« Les femmes doivent arrêter de se comparer les unes aux autres », Kadhy Touré
Kadhy Touré. Une femme accomplie et épanouie. Réalisatrice, productrice, animatrice télé, businesswomen, Kadhy Touré est aussi entrepreneure dans l’esthétique. Dans cet entretien accordé à moussonews.com, elle parle de ses activités et de la femme en général.
MoussoNews (MN) : Du grand écran, le cinéma, vous êtes passé au petit écran, la télévision avec l’émission « Les femmes d’ici ». Pourquoi la thématique spécifique sur les femmes ?
Kadhy Touré (KT) : En réalité c’est la télévision- NCI- qui a décidé de faire une émission de femme. NCI a donc trouvé qu’il fallait une émission consacrée aux femmes où on allait aborder des thématiques qui touchent les femmes. La télé m’a donc fait appel. C’était une belle aubaine pour une personne comme moi, engagée sur tout ce qui touche aux femmes, son bien-être. C’était un véritable plaisir.
MN : Engagée pour la cause de la femme, peut-on vous considérer comme féministe ?
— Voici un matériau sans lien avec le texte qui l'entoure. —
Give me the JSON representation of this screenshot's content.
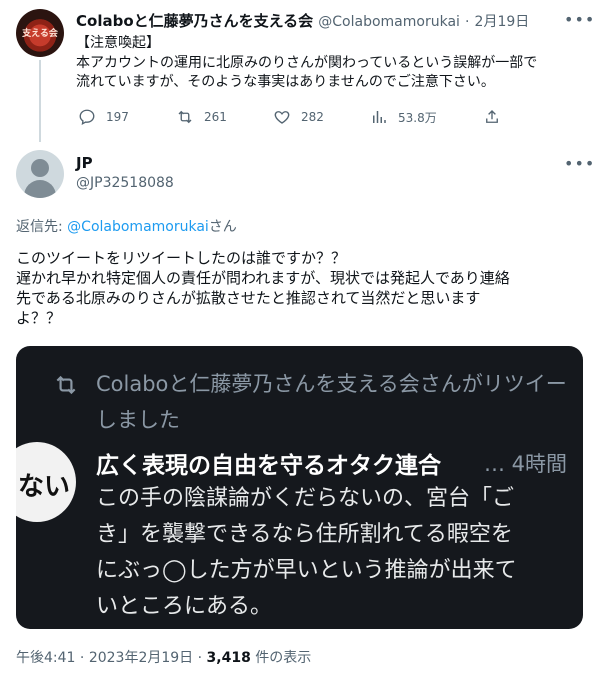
{
  "parent_tweet": {
    "display_name": "Colaboと仁藤夢乃さんを支える会",
    "handle": "@Colabomamorukai",
    "date": "2月19日",
    "avatar_text": "支える会",
    "body_line1": "【注意喚起】",
    "body_line2": "本アカウントの運用に北原みのりさんが関わっているという誤解が一部で",
    "body_line3": "流れていますが、そのような事実はありませんのでご注意下さい。",
    "replies": "197",
    "retweets": "261",
    "likes": "282",
    "views": "53.8万"
  },
  "reply_tweet": {
    "display_name": "JP",
    "handle": "@JP32518088",
    "reply_to_prefix": "返信先: ",
    "reply_to_handle": "@Colabomamorukai",
    "reply_to_suffix": "さん",
    "text_lines": [
      "このツイートをリツイートしたのは誰ですか？？",
      "遅かれ早かれ特定個人の責任が問われますが、現状では発起人であり連絡",
      "先である北原みのりさんが拡散させたと推認されて当然だと思います",
      "よ？？"
    ]
  },
  "embedded_screenshot": {
    "retweet_line1": "Colaboと仁藤夢乃さんを支える会さんがリツイー",
    "retweet_line2": "しました",
    "avatar_text": "ない",
    "quoted_name": "広く表現の自由を守るオタク連合",
    "quoted_meta": "… 4時間",
    "quoted_lines": [
      "この手の陰謀論がくだらないの、宮台「ご",
      "き」を襲撃できるなら住所割れてる暇空を",
      "にぶっ◯した方が早いという推論が出来て",
      "いところにある。"
    ]
  },
  "footer": {
    "time": "午後4:41",
    "separator": " · ",
    "date": "2023年2月19日",
    "views_count": "3,418",
    "views_label": " 件の表示"
  },
  "colors": {
    "link": "#1d9bf0",
    "muted": "#536471",
    "embed_bg": "#15181d"
  }
}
KT : En fait, j’ai une définition différente du féminisme. Je ne suis pas pour le féminisme qui est en train de faire une comparaison entre l’homme et la femme, à se dire que la femme est forcément meilleure ou en train de vouloir revendiquer certaines choses alors qu’on a d’autres réalités. Moi je me dis que chacun à sa place. Chacun avance très bien comme il faut et le plus important c’est que tu choisis un domaine où on te laisse exercer et où tu excelles. C’est en cela que l’on peut montrer ses compétences. Ce n’est pas en te battant où en allant parler de tous les sujets. Pour moi, ça fait trop femme aigrie et je n’aime pas ça.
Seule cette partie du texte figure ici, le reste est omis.